As a longtime statesman, friend and admirer of the United States, he is worth listening to. Moreover, what he says about America reflects what most of our VIP friends express from ambassadorial dinners in Washington to conversations with ranking foreign-policy officials in any number of foreign capitals. Chris Patten, the former “foreign minister” of the European Union, last British governor in Hong Kong and former Cabinet minister for overseas development, laments loss of America’s “weapon of mass attraction,” the democratic ideals and entrepreneurial dynamism other nations envy or aspire to.
In his memoirs, “Not Quite the Diplomat: Home Truths About World Affairs,” Mr. Patten sadly sees the lack of U.S. global leadership leading to a new world disorder. Pre-emptive wars do not address the major problems of our era, from the challenge to the status quo by China and India, to failed and failing states, to terrorism, poverty and the environment.

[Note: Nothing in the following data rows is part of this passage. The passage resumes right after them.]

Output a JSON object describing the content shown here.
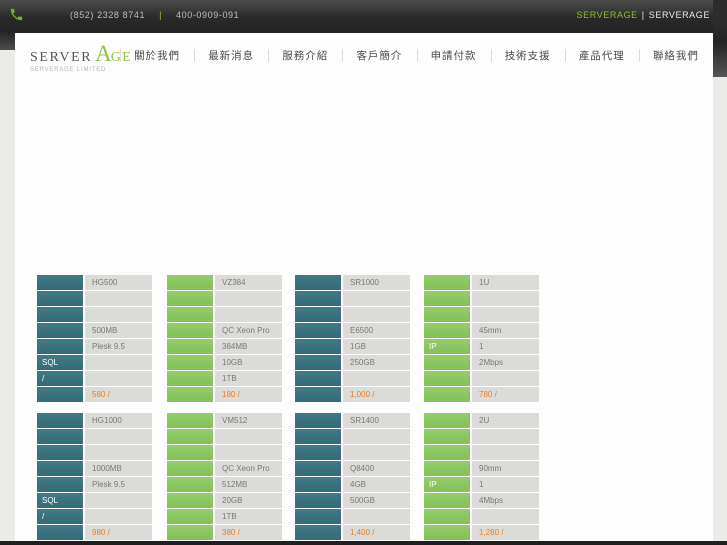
{
  "topbar": {
    "phone_primary": "(852) 2328 8741",
    "phone_divider": "|",
    "phone_secondary": "400-0909-091",
    "brand_primary": "SERVERAGE",
    "brand_divider": "|",
    "brand_secondary": "SERVERAGE"
  },
  "logo": {
    "word_left": "SERVER",
    "word_accent_initial": "A",
    "word_accent_rest": "GE",
    "subtitle": "SERVERAGE LIMITED"
  },
  "nav": {
    "items": [
      {
        "label": "關於我們"
      },
      {
        "label": "最新消息"
      },
      {
        "label": "服務介紹"
      },
      {
        "label": "客戶簡介"
      },
      {
        "label": "申請付款"
      },
      {
        "label": "技術支援"
      },
      {
        "label": "產品代理"
      },
      {
        "label": "聯絡我們"
      }
    ]
  },
  "colors": {
    "accent_green": "#8dc63f",
    "cell_teal": "#3a7382",
    "cell_green": "#8bc65e",
    "cell_gray": "#dbdbd8",
    "price_orange": "#ef7c1e"
  },
  "pricing": {
    "tables": [
      {
        "name": "HG500",
        "scheme": "teal",
        "rows": [
          {
            "left": "",
            "right": "HG500"
          },
          {
            "left": "",
            "right": ""
          },
          {
            "left": "",
            "right": ""
          },
          {
            "left": "",
            "right": "500MB"
          },
          {
            "left": "",
            "right": "Plesk 9.5"
          },
          {
            "left": "SQL",
            "right": ""
          },
          {
            "left": "/",
            "right": ""
          },
          {
            "left": "",
            "right": "580 /",
            "price": true
          }
        ]
      },
      {
        "name": "VZ384",
        "scheme": "green",
        "rows": [
          {
            "left": "",
            "right": "VZ384"
          },
          {
            "left": "",
            "right": ""
          },
          {
            "left": "",
            "right": ""
          },
          {
            "left": "",
            "right": "QC Xeon Pro"
          },
          {
            "left": "",
            "right": "384MB"
          },
          {
            "left": "",
            "right": "10GB"
          },
          {
            "left": "",
            "right": "1TB"
          },
          {
            "left": "",
            "right": "180 /",
            "price": true
          }
        ]
      },
      {
        "name": "SR1000",
        "scheme": "teal",
        "rows": [
          {
            "left": "",
            "right": "SR1000"
          },
          {
            "left": "",
            "right": ""
          },
          {
            "left": "",
            "right": ""
          },
          {
            "left": "",
            "right": "E6500"
          },
          {
            "left": "",
            "right": "1GB"
          },
          {
            "left": "",
            "right": "250GB"
          },
          {
            "left": "",
            "right": ""
          },
          {
            "left": "",
            "right": "1,000 /",
            "price": true
          }
        ]
      },
      {
        "name": "1U",
        "scheme": "green",
        "rows": [
          {
            "left": "",
            "right": "1U"
          },
          {
            "left": "",
            "right": ""
          },
          {
            "left": "",
            "right": ""
          },
          {
            "left": "",
            "right": "45mm"
          },
          {
            "left": "IP",
            "right": "1"
          },
          {
            "left": "",
            "right": "2Mbps"
          },
          {
            "left": "",
            "right": ""
          },
          {
            "left": "",
            "right": "780 /",
            "price": true
          }
        ]
      },
      {
        "name": "HG1000",
        "scheme": "teal",
        "rows": [
          {
            "left": "",
            "right": "HG1000"
          },
          {
            "left": "",
            "right": ""
          },
          {
            "left": "",
            "right": ""
          },
          {
            "left": "",
            "right": "1000MB"
          },
          {
            "left": "",
            "right": "Plesk 9.5"
          },
          {
            "left": "SQL",
            "right": ""
          },
          {
            "left": "/",
            "right": ""
          },
          {
            "left": "",
            "right": "980 /",
            "price": true
          }
        ]
      },
      {
        "name": "VM512",
        "scheme": "green",
        "rows": [
          {
            "left": "",
            "right": "VM512"
          },
          {
            "left": "",
            "right": ""
          },
          {
            "left": "",
            "right": ""
          },
          {
            "left": "",
            "right": "QC Xeon Pro"
          },
          {
            "left": "",
            "right": "512MB"
          },
          {
            "left": "",
            "right": "20GB"
          },
          {
            "left": "",
            "right": "1TB"
          },
          {
            "left": "",
            "right": "380 /",
            "price": true
          }
        ]
      },
      {
        "name": "SR1400",
        "scheme": "teal",
        "rows": [
          {
            "left": "",
            "right": "SR1400"
          },
          {
            "left": "",
            "right": ""
          },
          {
            "left": "",
            "right": ""
          },
          {
            "left": "",
            "right": "Q8400"
          },
          {
            "left": "",
            "right": "4GB"
          },
          {
            "left": "",
            "right": "500GB"
          },
          {
            "left": "",
            "right": ""
          },
          {
            "left": "",
            "right": "1,400 /",
            "price": true
          }
        ]
      },
      {
        "name": "2U",
        "scheme": "green",
        "rows": [
          {
            "left": "",
            "right": "2U"
          },
          {
            "left": "",
            "right": ""
          },
          {
            "left": "",
            "right": ""
          },
          {
            "left": "",
            "right": "90mm"
          },
          {
            "left": "IP",
            "right": "1"
          },
          {
            "left": "",
            "right": "4Mbps"
          },
          {
            "left": "",
            "right": ""
          },
          {
            "left": "",
            "right": "1,280 /",
            "price": true
          }
        ]
      }
    ]
  }
}
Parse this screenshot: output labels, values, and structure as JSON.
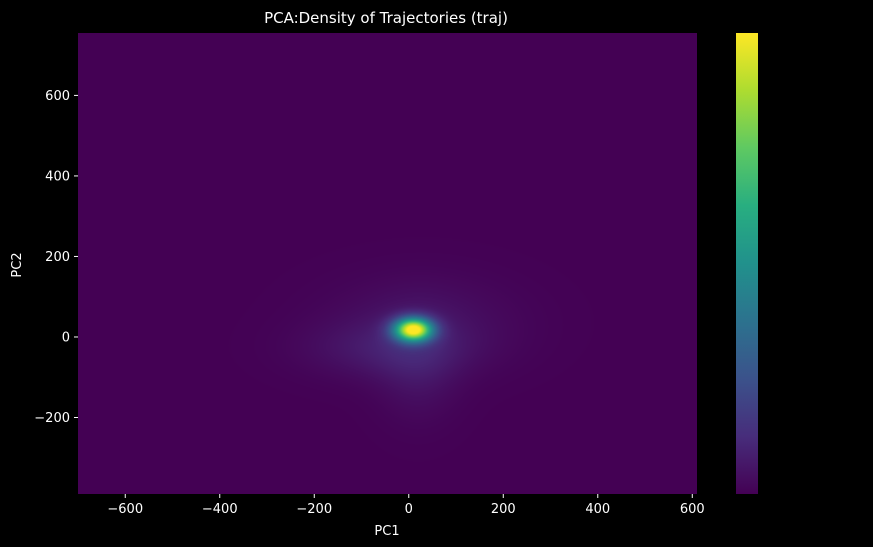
{
  "chart_data": {
    "type": "heatmap",
    "title": "PCA:Density of Trajectories (traj)",
    "xlabel": "PC1",
    "ylabel": "PC2",
    "xlim": [
      -700,
      610
    ],
    "ylim": [
      -390,
      755
    ],
    "xticks": [
      -600,
      -400,
      -200,
      0,
      200,
      400,
      600
    ],
    "yticks": [
      -200,
      0,
      200,
      400,
      600
    ],
    "tick_label_format": "unicode-minus",
    "colormap": "viridis",
    "colorbar": true,
    "colorbar_ticks": [],
    "grid": false,
    "background_color": "#000000",
    "density_peak": {
      "x": 10,
      "y": 18
    },
    "density_components": [
      {
        "cx": 10,
        "cy": 18,
        "sx": 28,
        "sy": 20,
        "weight": 1.0
      },
      {
        "cx": -40,
        "cy": -30,
        "sx": 120,
        "sy": 50,
        "weight": 0.06
      },
      {
        "cx": 20,
        "cy": -70,
        "sx": 60,
        "sy": 90,
        "weight": 0.05
      },
      {
        "cx": 30,
        "cy": 40,
        "sx": 140,
        "sy": 80,
        "weight": 0.04
      }
    ]
  }
}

Mr. Patten approves of America’s 20th-century “undeclared” empire which gave the post-World War II-era global institutions, the “soft-power” that was the indispensable adjunct of “hard” power, the conjugation that defeated the Soviet empire.
As he now sees the world, the United States has abandoned Wilsonianism to return to Teddy Roosevelt’s gun-slinging, this time with precision-guided bombs and missiles.
He cannot see what Iraq has achieved except to reinforce a U.S. tendency to throw out the rulebook and act alone. What is widely perceived throughout the world as unprovoked American aggression has turned Iraq into the world’s most effective terrorist training facility. By the same token, Iraq elevated Osama bin Laden from a fringe figure to a global leader opposed to U.S. hegemony in the Middle East.
U.S. unilateralism, says Mr. Patten, feeds the dark side of globalization, or transnational terrorism. He believes restoring multilateralism in U.S. foreign policy is imperative and concedes Europe is also at fault for not providing sufficient support for U.N. reform, for peacekeeping and peacemaking roles.
By now, Mr. Patten argues, the European Union should have negotiated a common foreign and security policy that the U.S. could treat as a genuine counterpart to its own multilateral efforts to bring a semblance of order to the world. He flays his own government for the worst possible service it could render the special relationship with the U.S.: supporting the unilateralist “Bush invasion” of Iraq.
This war of choice and not necessity has destabilized the Middle East. The al Qaeda network and its seldom-mentioned support group have been energized by the Iraqi insurgency. As have Muslim minorities in the barnacle-like slums of major European cities, witness the daily footage of Muslim youth torching the Arab suburbs of Paris.
The Paris riots will further dampen what little enthusiasm there is for Turkey’s membership in the EU. Chris Patten’s plea to his European colleagues to admit Turkey to the EU to help reconcile the growing number of Islamic communities within its borders is likely to fall on deaf ears.
Muslim youth opening fire on French security forces as they try to end the chaos reinforces the Bush administration’s conviction that failure is not an option in Iraq. The history of insurgencies since World War II shows they have a nasty habit of lasting seven or eight years. With President Bush’s ratings on conduct of the war slipping below 40 percent, it is hard to imagine U.S. forces remaining in Iraq that long. But success does not necessarily depend on the presence of U.S. troops.
After the Dec. 15 national elections, a new Iraqi government, concluding it cannot hack it on its own, could ask some of its Arab neighbors, such as Jordan and Saudi Arabia, and other friendly Arabs, such as Egypt, for military peacekeeping forces. These could be supplied under a new U.N. resolution and remain until Iraqi forces can hold the fort on their own.
Saudi Arabia, Jordan and Egypt have voiced alarm over Iranian influence in Iraq. Some ranking officials from these three countries have complained in background briefings that the U.S. invaded Iraq “to turn it over to Iran.” Iraq would give them a unique opportunity to put their troops where their mouth is.
The current conundrum is how to check the drift toward emergence of three separate geographic and political entities — Iraqi Kurdistan, Sunni Iraq, and Shia Iraq — as they were more or less before Winston Churchill drew lines on a map after World War I. Iraq requires imaginative geopolitical thinking. More of the same won’t do.
Arnaud de Borchgrave is editor at large of The Washington Times and of United Press International.